PATRICIA S. MCCOMBS

INDIVIDUAL | Inducted 2000

Pat McCombs is a veteran Chicago lesbian organizer, anti-discrimination activist, social service volunteer, special-education teacher, and catalyst for the growth and maturity of Chicago’s gay and lesbian community. She has assisted the Michigan Womyn’s Music festival for decades and has helped to lead several lesbian and African American organizations. She is best known for her joint venture with Vera Washington in forming Executive Sweet, a “traveling club” for women of color that sends its newsletter to a mailing list of 1,500.

In the early 1970s, McCombs and friends with the same zodiac sign started a home party group, the Aquarius Air Connection, as a social alternative to bars. Later, she joined with a gay man and another woman in “Quality Is . . . ,” a South Side group that produced three large parties a year. Executive Sweet began as a lesbian-only club in 1982, originally staging weekly parties, now several major events a year—cruises, trips, hotel dances, or bar parties.

Executive Sweet was originally her “inward crusade” as a place where professional and working women of color could socialize and network in safety. “White bars didn’t play the music we liked, and most professional women wouldn’t go to the few South Side bars (mostly male) that admitted lesbians,” says McCombs. “We used to put on our business clothes, drive around on Saturday or Sunday afternoons looking for a bar, maybe not doing too well, go in with our portfolio and references, and make a deal for holding a party.

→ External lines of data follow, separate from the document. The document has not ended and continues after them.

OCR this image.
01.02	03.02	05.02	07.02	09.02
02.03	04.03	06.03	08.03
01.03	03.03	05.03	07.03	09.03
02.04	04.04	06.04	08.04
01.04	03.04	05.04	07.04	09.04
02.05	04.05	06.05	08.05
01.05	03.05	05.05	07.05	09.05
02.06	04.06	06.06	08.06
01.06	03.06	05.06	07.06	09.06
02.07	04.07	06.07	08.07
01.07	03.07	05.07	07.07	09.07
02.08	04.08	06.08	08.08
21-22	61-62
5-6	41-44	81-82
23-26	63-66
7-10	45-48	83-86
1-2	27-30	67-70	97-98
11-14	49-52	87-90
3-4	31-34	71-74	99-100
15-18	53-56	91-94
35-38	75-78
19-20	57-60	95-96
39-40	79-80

We looked for a place that was safe, accessible to transportation and parking, and most importantly—straight, white, or gay—that they were socially conscious about how to treat women of color as well as respect our lifestyle.”

Executive Sweet has also provided opportunities at its events for cultural displays by artists, craftspeople, publishers, writers, and entertainers. For 23 years, McCombs has helped to stage the annual Michigan Womyn’s Music Festival. In recent years, she has coordinated its workshops as well as various activities for participating women of color.

Earlier in her activist career, McCombs wrote under the name Titilayo (Yoruba for “everlasting joy”) in the pioneer Chicago lesbian newspaper Lavender Woman, which was founded in 1972. On learning during the 1970s that, in contrast to identification demands made of white customers, her friends of color were double- or triple-carded or even denied access at some North Side bars, McCombs organized an ad hoc group that sent testers to the bars, then picketed those found to be discriminating and filed complaints against them with official agencies. It was an important phase in the history of struggles to combat racism within sexual-minority communities.

McCombs has been on the steering committee of Chicago Black Lesbians and Gays for three years, vice president and a board member of Chicago Black Pride for two years, and a volunteer at the Lesbian Community Cancer Project, Mountain Moving Coffeehouse for Womyn and Children, Affinity, and Women of All Colors and Cultures Together. In the 1980s, she was a hotline volunteer for the Lesbian Community Center. In 1999, she and Executive Sweet were honored by the Chicago Area Gay and Lesbian Chamber of Commerce with a historic achievement award. (Please note: this information has not been updated since the time of the member’s induction).